Multiple Sclerosis Treatment Algorithms

AUGUST 25, 2015
MD Magazine Staff
 



 
 
The MD Magazine Peer Exchange "Modifying the Course of Multiple Sclerosis in New Ways: The Latest Advances in Treatment" features a distinguished panel of physician experts discussing key topics in multiple sclerosis (MS) research and management, including the latest insights into MS pathophysiology, new medication options and their application in clinical practice, and more.
 
This Peer Exchange is moderated by Paul Doghramji, MD, who is a family physician at Pottstown Memorial Medical Center in Pottstown, PA, and medical director of Health Services at Ursinus College, in Collegeville, PA.
 
The panelists are:
  • Fred D. Lublin, MD, FAAN, FANA, the Saunders Family Professor of Neurology and director of The Corinne Goldsmith Dickinson Center for Multiple Sclerosis, and co-chief editor of Multiple Sclerosis and Related Disorders at the Icahn School of Medicine at Mount Sinai
  • Patricia K. Coyle, MD, professor of neurology, vice chair of Clinical Affairs, and director of MS Comprehensive Care Center
  • Suhayl Dhib-Jalbut, MD, professor and chief of the Department of Neurology at Rutgers, Robert Wood Johnson Medical School
A treatment algorithm for MS does not exist, said Lublin. Choosing a treatment take a detailed conversation with the patient about “efficacy, safety, side effects, convenience, and – and this is in order of importance – lastly the hassle factor of actually getting them the drug which we all have to put up with.” The patient’s preferences in terms of mode of administration and how long the treatment has been available should also be discussed. “We as a community have two important things to determine. One is who needs really aggressive therapy up front.

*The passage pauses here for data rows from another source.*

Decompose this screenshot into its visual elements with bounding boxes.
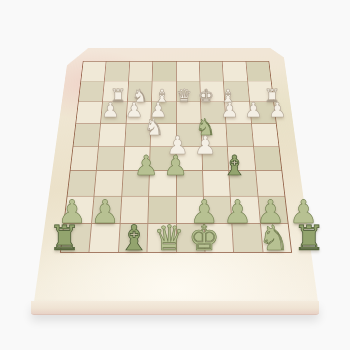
square-g2 — [231, 197, 260, 223]
square-e8 — [176, 62, 199, 81]
square-a2 — [64, 197, 93, 223]
square-g6 — [225, 102, 250, 123]
square-e5 — [176, 124, 201, 146]
square-a8 — [81, 62, 106, 81]
square-h2 — [258, 197, 287, 223]
square-e3 — [176, 171, 202, 196]
square-b8 — [105, 62, 129, 81]
square-c2 — [120, 197, 148, 223]
square-d7 — [152, 81, 176, 101]
square-f5 — [201, 124, 227, 146]
square-e6 — [176, 102, 200, 123]
square-a6 — [76, 102, 102, 123]
square-f1 — [205, 224, 234, 252]
square-d3 — [149, 171, 175, 196]
board-front-edge — [31, 301, 319, 315]
square-d4 — [150, 147, 176, 171]
square-f4 — [202, 147, 228, 171]
square-g1 — [233, 224, 263, 252]
square-e1 — [176, 224, 204, 252]
square-d5 — [151, 124, 176, 146]
square-c6 — [126, 102, 151, 123]
stone-board-slab — [34, 48, 318, 302]
square-h5 — [252, 124, 279, 146]
square-a7 — [79, 81, 104, 101]
square-h6 — [250, 102, 276, 123]
square-g3 — [229, 171, 257, 196]
chess-set-photo: ♜♞♝♛♚♝♜♟♟♟♟♟♟♞♞♟♟♟♟♝♟♟♟♟♟♟♜♝♛♚♞♜ — [0, 0, 350, 350]
square-c1 — [119, 224, 148, 252]
square-b1 — [90, 224, 120, 252]
square-b6 — [101, 102, 126, 123]
square-f2 — [204, 197, 232, 223]
square-b3 — [95, 171, 123, 196]
square-d8 — [153, 62, 176, 81]
square-g8 — [223, 62, 247, 81]
square-d1 — [148, 224, 176, 252]
square-b7 — [103, 81, 128, 101]
chess-board-grid — [60, 61, 292, 253]
square-h1 — [261, 224, 291, 252]
square-e7 — [176, 81, 200, 101]
square-h7 — [248, 81, 273, 101]
square-c5 — [125, 124, 151, 146]
square-g7 — [224, 81, 249, 101]
square-h4 — [254, 147, 282, 171]
square-f6 — [201, 102, 226, 123]
square-g4 — [228, 147, 255, 171]
square-f8 — [200, 62, 224, 81]
square-c4 — [124, 147, 150, 171]
square-f7 — [200, 81, 224, 101]
square-e4 — [176, 147, 202, 171]
square-c3 — [122, 171, 149, 196]
square-f3 — [203, 171, 230, 196]
square-b4 — [97, 147, 124, 171]
square-d6 — [151, 102, 175, 123]
square-c8 — [129, 62, 153, 81]
square-d2 — [148, 197, 175, 223]
square-a4 — [71, 147, 99, 171]
square-c7 — [128, 81, 152, 101]
square-g5 — [227, 124, 253, 146]
square-a3 — [68, 171, 97, 196]
square-b5 — [99, 124, 125, 146]
square-e2 — [176, 197, 203, 223]
square-h8 — [246, 62, 271, 81]
square-b2 — [92, 197, 121, 223]
square-a1 — [61, 224, 91, 252]
square-a5 — [73, 124, 100, 146]
square-h3 — [256, 171, 285, 196]
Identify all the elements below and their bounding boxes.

And the second is when someone’s failing,” said Lublin.
 
“I like to group the DMTs into three options, first the first-line parenterals – that interferon betas, glatiramer acetate, that have been around for years – secondly the three orals that are much newer, and thirdly the ‘second line.’ I don’t know that I like that so much, but the higher risk drugs, intravenous drugs that may have great potency, efficacy, but have higher risk,” said Coyle. Furthermore, she advised following a strategy similar to the American College of Rheumatology’s rheumatoid arthritis treatment plan, looking at extent of disease and prognostic profile. “And certainly if somebody has very active disease with a poor prognostic profile, efficacy suddenly becomes way more important in my counseling and recommendations to that patient.” Dhib-Jalbut agreed that lesion burden would be taken seriously, causing him to treat more aggressively, especially if the patient is young.